Huxley was born into an elite family of intellectual English aristocrats who desired to acquire, to advance and to disseminate knowledge and improve humanity. An assumption of responsibility held only by a handful of upper-middle-class families in the mid-Victorian era 10.
Huxley’s father encouraged him to appreciate the past, especially human evolution. His mother taught him the value of education and literature. With this rich heritage, Huxley looked at the world on the one hand with the cool objectivity of a scientist 11 and on the other with the imaginative sympathy of an artist.
Huxley’s mother, Julia, was described as a remarkable and admirable woman, loved by many. She had original ideas about education and went on to establish a school for girls 12, an impressive feat for this time, encouraging a love of books, culture, and solitude, allowing girls an unusual amount of freedom of thought and expression. Encircled by a heart on an olive tree was the school’s motto:
“We live by admiration, hope, and love.”
Young Aldous Huxley and his two brothers naturally excelled in their schooling and were profoundly influenced by their mother. Even in his youth, it has been said that Aldous Huxley read a vast amount of literature which, of course, was in his bones 13. Amongst his many qualities, his chief trait was an intense Mercurial curiosity, and while he was the greatest of all talkers, he was equally the greatest of all listeners.
Major heartbreaking events 14 set into motion Huxley’s lifelong search for interconnected consciousness. His beloved mother died when he was only fourteen; a violent form of cornea inflammation left him semi-blind, and his brother unexpectedly committed suicide. As self-pity is not in Leo's character, Huxley summons up his internal resources and faces his heartbreaks with courage. Remaining eager to learn about everything taking place in the world, he taught himself to read Braille and type on a small portable typewriter. He also spent hours studying music and teaching himself to play the piano. All the while remaining a social person treating everyone with love and kindness
15 and a man of good humour who, like his mother, was beloved by others.
During his time at Oxford, he fit right in with the outspoken writers, artists, and critics and was known for his evolutionary stance on human development 16
In his novels 17 and essays, he courageously argues that the only way for the human mind to achieve its true potential is by seeing things above and beyond what we usually perceive 18 Huxley goes on to explore this idea in one of his most successful works, Doors of Perception, which is based on his own experience with a mind-expanding drug called Mescaline 19In this work, Huxley unveils the true nature of reality. He discusses the idea of transcendence and that we all long for self-transcendence “as the soul craves to see itself as part of the Oneness of the universe.”
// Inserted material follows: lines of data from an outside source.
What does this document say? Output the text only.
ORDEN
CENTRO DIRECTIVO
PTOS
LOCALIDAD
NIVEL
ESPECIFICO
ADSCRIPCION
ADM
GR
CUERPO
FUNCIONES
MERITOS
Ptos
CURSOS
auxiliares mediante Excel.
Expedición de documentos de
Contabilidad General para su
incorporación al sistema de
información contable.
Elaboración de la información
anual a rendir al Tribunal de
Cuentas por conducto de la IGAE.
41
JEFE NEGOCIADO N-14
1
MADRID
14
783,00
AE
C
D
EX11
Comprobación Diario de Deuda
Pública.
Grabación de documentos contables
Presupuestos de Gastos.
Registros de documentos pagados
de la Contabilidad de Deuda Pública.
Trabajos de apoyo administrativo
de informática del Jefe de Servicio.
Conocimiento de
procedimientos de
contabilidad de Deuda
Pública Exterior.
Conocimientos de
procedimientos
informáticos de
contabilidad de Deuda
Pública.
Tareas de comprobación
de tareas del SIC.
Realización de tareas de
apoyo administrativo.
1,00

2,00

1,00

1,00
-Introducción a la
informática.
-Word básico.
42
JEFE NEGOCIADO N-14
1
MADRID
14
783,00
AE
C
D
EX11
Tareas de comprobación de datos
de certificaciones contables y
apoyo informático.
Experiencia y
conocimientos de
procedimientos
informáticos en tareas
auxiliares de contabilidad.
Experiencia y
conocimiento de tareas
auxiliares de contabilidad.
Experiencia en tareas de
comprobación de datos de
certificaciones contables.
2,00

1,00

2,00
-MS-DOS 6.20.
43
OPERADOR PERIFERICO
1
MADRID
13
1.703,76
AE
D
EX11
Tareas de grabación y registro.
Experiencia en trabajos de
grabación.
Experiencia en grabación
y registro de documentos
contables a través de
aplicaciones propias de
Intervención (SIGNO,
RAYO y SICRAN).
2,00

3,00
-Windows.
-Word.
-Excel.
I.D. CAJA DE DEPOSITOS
The Doors of Perception went on to impact young people in the sixties, particularly the psychedelic hippie movement, inspiring poet Jim Morrison, the writer of Light My Fire, to name his band The Doors.
“The man who comes back through the Door in the Wall will never be quite the same as the man who went out.”
For he will be more likely to bring knowledge from the heavens and create an upgrade within the group consciousness 20.
In one of his last public speeches, Huxley said: “it is a little embarrassing that, after forty-five years of research and study, the best advice I can give to people is to be a little kinder to each other” this advice he practiced daily. His beloved Laura Huxley relates that he was always loving and gentle, telling her:
“one never loves enough: how can I love you more?”
Devoted to both of his wives Maria and later to Laura, who were unusual and unique in their own way 21. Both Maria and Laura contributed to Huxley's literary works, which arguably made the world a better place.
On his deathbed, unable to speak due to his illness, Huxley made a written request to his wife Laura for “LSD, 100 µg, intramuscular”. Three great men were eclipsed in death that day and passed into the heavenly abyss one after the other, Aldous Huxley, C. S. Lewis author of the Chronicle of Narnia, and John F. Kennedy. Shortly before his serene exit, Huxley said:
“I have known that sense of affectionate solidarity with the people around me and the Universe at large – also the sense of the world’s fundamental All-Rightness, in spite of pain, death, and bereavement”.